State transitions, stationary distributions, and random walks on graphs
A Markov chain is a stochastic process that hops between a finite set of states, where the probability of the next state depends only on the current state -- not on the history of how we got here. This is the memoryless property (or Markov property): the future is conditionally independent of the past given the present.
Markov chains model everything from weather patterns and web page navigation to genetic drift and financial markets. In this lesson, you will visualize state transitions, watch distributions converge to their stationary limits, and explore random walks on graphs.
Choose a preset Markov chain and watch a particle hop between states according to the transition probabilities. Each arrow is labeled with its probability, and the histogram below tracks how often each state has been visited. Over time, the visit frequencies reveal the chain's long-run behavior.
Key insight: The transition matrix P fully determines the chain's behavior. Entry P(i, j) is the probability of moving from state i to state j. Notice how absorbing states (like $0 and $4 in the Gambler's Ruin) trap the particle forever once entered.
Start with many particles distributed across states and transition them all simultaneously. Regardless of where the particles begin, the population fractions converge to a unique stationary distribution -- a vector that satisfies pi = pi * P. The dashed lines show the theoretical target.
200 particles transition simultaneously at each step. Dashed lines show the theoretical stationary distribution. Regardless of the starting distribution, the population fractions converge to the same stationary values.
Key insight: For an irreducible, aperiodic Markov chain, there exists a unique stationary distribution pi such that pi * P = pi. No matter the initial distribution, the chain converges to pi. This is the Fundamental Theorem of Markov Chains.
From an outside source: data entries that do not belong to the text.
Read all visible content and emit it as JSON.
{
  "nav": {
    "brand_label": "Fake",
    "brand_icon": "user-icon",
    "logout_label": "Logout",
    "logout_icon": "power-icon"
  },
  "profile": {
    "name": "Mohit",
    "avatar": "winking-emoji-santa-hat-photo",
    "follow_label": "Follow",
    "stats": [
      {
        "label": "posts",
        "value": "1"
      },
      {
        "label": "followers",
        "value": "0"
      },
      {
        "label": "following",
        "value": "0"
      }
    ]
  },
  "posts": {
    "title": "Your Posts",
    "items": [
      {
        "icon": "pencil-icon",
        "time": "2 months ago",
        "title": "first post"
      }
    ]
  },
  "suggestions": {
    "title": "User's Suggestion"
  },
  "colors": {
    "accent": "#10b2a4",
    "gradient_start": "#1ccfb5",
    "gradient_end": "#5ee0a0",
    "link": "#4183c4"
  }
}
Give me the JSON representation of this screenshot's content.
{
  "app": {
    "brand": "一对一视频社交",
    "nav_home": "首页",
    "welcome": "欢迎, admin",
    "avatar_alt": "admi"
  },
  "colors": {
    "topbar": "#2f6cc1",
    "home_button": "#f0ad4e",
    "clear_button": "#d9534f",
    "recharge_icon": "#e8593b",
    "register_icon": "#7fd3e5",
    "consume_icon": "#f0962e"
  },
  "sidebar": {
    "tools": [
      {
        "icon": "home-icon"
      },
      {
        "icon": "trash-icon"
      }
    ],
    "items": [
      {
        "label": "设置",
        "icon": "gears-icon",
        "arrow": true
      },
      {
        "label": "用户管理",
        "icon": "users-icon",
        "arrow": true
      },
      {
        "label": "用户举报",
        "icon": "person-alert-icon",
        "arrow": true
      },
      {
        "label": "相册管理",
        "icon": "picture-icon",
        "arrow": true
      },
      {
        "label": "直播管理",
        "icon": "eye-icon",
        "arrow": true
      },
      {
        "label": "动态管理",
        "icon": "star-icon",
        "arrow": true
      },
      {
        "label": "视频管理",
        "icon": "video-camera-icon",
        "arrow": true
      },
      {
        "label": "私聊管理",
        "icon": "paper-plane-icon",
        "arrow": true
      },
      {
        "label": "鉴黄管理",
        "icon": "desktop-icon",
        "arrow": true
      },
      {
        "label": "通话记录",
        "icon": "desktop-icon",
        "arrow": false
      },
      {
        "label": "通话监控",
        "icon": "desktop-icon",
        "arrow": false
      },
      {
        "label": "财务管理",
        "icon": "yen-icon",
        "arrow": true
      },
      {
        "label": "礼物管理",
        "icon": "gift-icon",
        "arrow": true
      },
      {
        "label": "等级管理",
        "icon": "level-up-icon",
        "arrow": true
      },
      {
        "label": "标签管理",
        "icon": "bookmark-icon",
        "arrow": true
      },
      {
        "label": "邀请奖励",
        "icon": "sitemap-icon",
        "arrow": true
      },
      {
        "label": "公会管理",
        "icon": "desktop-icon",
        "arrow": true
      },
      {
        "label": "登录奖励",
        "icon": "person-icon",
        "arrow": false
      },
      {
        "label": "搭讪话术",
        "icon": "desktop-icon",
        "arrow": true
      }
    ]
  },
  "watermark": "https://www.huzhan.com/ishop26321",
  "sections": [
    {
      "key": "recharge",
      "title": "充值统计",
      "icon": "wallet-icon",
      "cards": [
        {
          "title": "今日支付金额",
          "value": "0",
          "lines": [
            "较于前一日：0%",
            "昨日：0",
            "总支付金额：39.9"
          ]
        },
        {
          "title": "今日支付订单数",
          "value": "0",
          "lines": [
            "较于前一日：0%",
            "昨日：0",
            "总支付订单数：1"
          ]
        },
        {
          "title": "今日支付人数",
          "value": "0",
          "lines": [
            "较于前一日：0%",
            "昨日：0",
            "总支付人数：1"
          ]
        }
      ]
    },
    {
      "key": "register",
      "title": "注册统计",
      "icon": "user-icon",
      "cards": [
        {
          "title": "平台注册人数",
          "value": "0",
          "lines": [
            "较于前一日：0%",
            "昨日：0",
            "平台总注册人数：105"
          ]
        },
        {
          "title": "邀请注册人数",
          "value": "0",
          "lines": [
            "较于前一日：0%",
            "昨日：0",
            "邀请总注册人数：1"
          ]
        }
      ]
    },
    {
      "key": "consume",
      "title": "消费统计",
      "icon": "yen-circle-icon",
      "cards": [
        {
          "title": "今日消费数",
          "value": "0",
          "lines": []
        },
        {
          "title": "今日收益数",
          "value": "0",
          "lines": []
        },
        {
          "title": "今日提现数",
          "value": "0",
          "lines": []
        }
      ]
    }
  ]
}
A random walk on a graph is a Markov chain where each step moves to a uniformly random neighbor. The nodes are colored by visit frequency (cold blue to hot amber) and edges thicken with each traversal. Try different graph topologies and see how the structure determines where the walker spends its time.
At each step the particle uniformly chooses a neighbor. Node color indicates visit frequency (blue = cold, amber = hot). Edge thickness reflects traversal count. The stationary distribution is proportional to each node's degree.
Key insight: For a random walk on an undirected graph, the stationary distribution is proportional to each node's degree: pi(i) = deg(i) / (2|E|). Nodes with more connections are visited more often. This is the foundation of the PageRank algorithm.